As summarized, the story seems to present few of those little points of interest that delight us. Holmes has, to all intents and purposes, already solved the case before he calls on Watson. Most of the story is told by Holmes in flashback to Watson as his audience, so we don’t even get the joy of their camaraderie. True, this story is remarkable in that it is the closest we ever get to Holmes saying, “Elementary, my dear Watson.”
“I have the advantage of knowing your habits, my dear Watson,” said he.
“Excellent!” I cried.
“Elementary,” said he.
Other notables: The story has a mention of Simpson, a Baker Street Irregular, and in the mongoose, this story has one of the more notable red herrings. The animal footprints Holmes observed were made by Wood’s pet mongoose, a detail that plays absolutely no part in the crime—well, there isn’t even a crime—although it certainly made identification of Wood much easier. This is also one of the few stories in which we have no idea of the aftermath, although some have speculated from Wood’s appearance that he has not much longer to live. Another red herring is the supposed murder weapon, which was actually Wood’s crutch that he’d left behind.
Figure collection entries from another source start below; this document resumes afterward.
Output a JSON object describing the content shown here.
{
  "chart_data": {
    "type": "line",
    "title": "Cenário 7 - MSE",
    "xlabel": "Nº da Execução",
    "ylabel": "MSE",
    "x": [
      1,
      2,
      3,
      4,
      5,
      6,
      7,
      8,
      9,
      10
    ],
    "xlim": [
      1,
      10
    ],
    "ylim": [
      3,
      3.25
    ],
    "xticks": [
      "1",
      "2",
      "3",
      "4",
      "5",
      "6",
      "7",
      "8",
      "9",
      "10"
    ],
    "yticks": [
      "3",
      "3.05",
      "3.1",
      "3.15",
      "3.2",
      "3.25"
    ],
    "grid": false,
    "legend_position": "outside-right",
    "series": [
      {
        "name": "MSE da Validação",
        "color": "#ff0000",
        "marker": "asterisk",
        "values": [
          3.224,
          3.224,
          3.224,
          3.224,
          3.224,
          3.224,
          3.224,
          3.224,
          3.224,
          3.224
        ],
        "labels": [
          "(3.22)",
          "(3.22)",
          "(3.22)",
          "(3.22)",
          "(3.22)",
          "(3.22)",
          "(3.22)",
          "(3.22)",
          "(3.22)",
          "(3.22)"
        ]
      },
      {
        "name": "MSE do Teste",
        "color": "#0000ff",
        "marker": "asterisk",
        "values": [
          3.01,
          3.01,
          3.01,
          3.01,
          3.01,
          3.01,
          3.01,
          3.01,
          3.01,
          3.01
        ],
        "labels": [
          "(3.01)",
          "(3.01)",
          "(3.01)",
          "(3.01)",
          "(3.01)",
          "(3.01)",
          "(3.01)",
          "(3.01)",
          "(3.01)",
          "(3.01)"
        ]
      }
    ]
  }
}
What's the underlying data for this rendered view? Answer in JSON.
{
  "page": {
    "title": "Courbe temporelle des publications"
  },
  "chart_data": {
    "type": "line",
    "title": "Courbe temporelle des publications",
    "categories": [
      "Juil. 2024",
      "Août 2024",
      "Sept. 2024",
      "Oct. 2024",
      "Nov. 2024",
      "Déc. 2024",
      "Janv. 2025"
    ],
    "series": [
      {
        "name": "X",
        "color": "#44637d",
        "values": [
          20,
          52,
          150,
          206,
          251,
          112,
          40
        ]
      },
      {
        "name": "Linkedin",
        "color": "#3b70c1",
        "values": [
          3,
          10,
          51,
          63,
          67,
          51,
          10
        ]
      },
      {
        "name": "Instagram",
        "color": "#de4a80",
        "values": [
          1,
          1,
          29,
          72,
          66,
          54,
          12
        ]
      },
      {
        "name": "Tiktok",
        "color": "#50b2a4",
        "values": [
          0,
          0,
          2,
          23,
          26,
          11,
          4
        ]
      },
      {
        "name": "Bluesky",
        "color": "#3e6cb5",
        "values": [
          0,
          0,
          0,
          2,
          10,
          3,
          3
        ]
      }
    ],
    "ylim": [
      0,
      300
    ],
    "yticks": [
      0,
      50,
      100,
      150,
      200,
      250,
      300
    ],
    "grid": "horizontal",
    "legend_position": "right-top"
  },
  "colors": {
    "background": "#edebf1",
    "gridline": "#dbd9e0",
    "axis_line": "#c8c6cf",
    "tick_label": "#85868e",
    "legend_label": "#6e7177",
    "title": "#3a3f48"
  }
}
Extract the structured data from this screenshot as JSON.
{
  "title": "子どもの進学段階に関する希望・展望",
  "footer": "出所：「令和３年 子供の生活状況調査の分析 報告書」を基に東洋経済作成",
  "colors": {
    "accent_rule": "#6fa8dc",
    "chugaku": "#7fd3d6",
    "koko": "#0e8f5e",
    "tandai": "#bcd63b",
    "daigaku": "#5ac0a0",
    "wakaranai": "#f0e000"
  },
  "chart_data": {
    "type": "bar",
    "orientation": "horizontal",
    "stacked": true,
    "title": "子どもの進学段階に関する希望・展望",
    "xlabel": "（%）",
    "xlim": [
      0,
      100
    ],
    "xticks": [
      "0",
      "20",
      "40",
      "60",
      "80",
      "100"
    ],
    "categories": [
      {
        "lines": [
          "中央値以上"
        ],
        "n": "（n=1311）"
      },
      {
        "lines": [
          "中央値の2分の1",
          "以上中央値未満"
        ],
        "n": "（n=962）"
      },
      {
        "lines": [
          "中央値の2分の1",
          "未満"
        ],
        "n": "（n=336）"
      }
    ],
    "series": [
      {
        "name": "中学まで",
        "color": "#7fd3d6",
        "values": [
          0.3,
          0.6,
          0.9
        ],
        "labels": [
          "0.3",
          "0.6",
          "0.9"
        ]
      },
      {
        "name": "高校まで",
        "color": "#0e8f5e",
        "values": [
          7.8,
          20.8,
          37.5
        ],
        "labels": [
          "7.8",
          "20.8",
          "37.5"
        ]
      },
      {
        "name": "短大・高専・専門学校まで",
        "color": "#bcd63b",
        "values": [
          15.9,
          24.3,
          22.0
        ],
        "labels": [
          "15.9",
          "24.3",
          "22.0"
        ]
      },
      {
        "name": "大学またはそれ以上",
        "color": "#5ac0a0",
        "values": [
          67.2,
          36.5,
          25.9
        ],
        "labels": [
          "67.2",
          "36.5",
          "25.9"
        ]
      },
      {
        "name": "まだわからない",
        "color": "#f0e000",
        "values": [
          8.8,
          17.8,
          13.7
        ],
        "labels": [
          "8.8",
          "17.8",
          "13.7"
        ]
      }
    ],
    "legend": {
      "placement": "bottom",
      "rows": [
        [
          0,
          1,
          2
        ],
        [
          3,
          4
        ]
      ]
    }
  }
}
There are two troubling aspects to this story: The first is Barclay’s motivation in betraying Wood to the enemy. If you’re fearing for your life and someone offers to undertake a dangerous mission to get help, are you really going to betray that man? Secondly, should it not have occurred to Wood that if he might be suspected of the colonel’s death, that Mrs. Barclay would fall under the same suspicion? But these are trifling points.
So what makes this such a touching story? Well it’s obvious from the beginning that Holmes has missed his Boswell. Watson, who had been a fixture at Baker Street, has been busy in his practice and no doubt still in the raptures of newly wedded bliss. Holmes calls late enough that Mrs. Watson has gone to bed and then keeps the doctor awake all night relating the details of his investigation. He clearly doesn’t need Watson’s help in apprehending Wood, who offers no resistance, and he could have taken anyone else as a witness (including Major Murphy, who had requested Holmes’ assistance). And despite Holmes calling the mystery “one of the strangest cases which ever perplexed a man’s brain,” I can’t help but think the case is not really that perplexing. And Holmes really should have surmised the presence of the mongoose after learning that Wood had paid for his lodgings with an Indian rupee.
Now I’m not one of those who suspect there were any sexual or romantic relations between Holmes and Watson, but clearly Holmes enjoyed Watson’s company and sorely missed him. He’s pretended that a simple case he’s already essentially solved requires the assistance of his friend. His conversation at the beginning of this story, asking about the drains and asking whether Watson smoked the same tobacco, is clearly an excuse to spend time with his friend. Anyone who suspects Holmes of being an emotionless machine should consider The Crooked Man.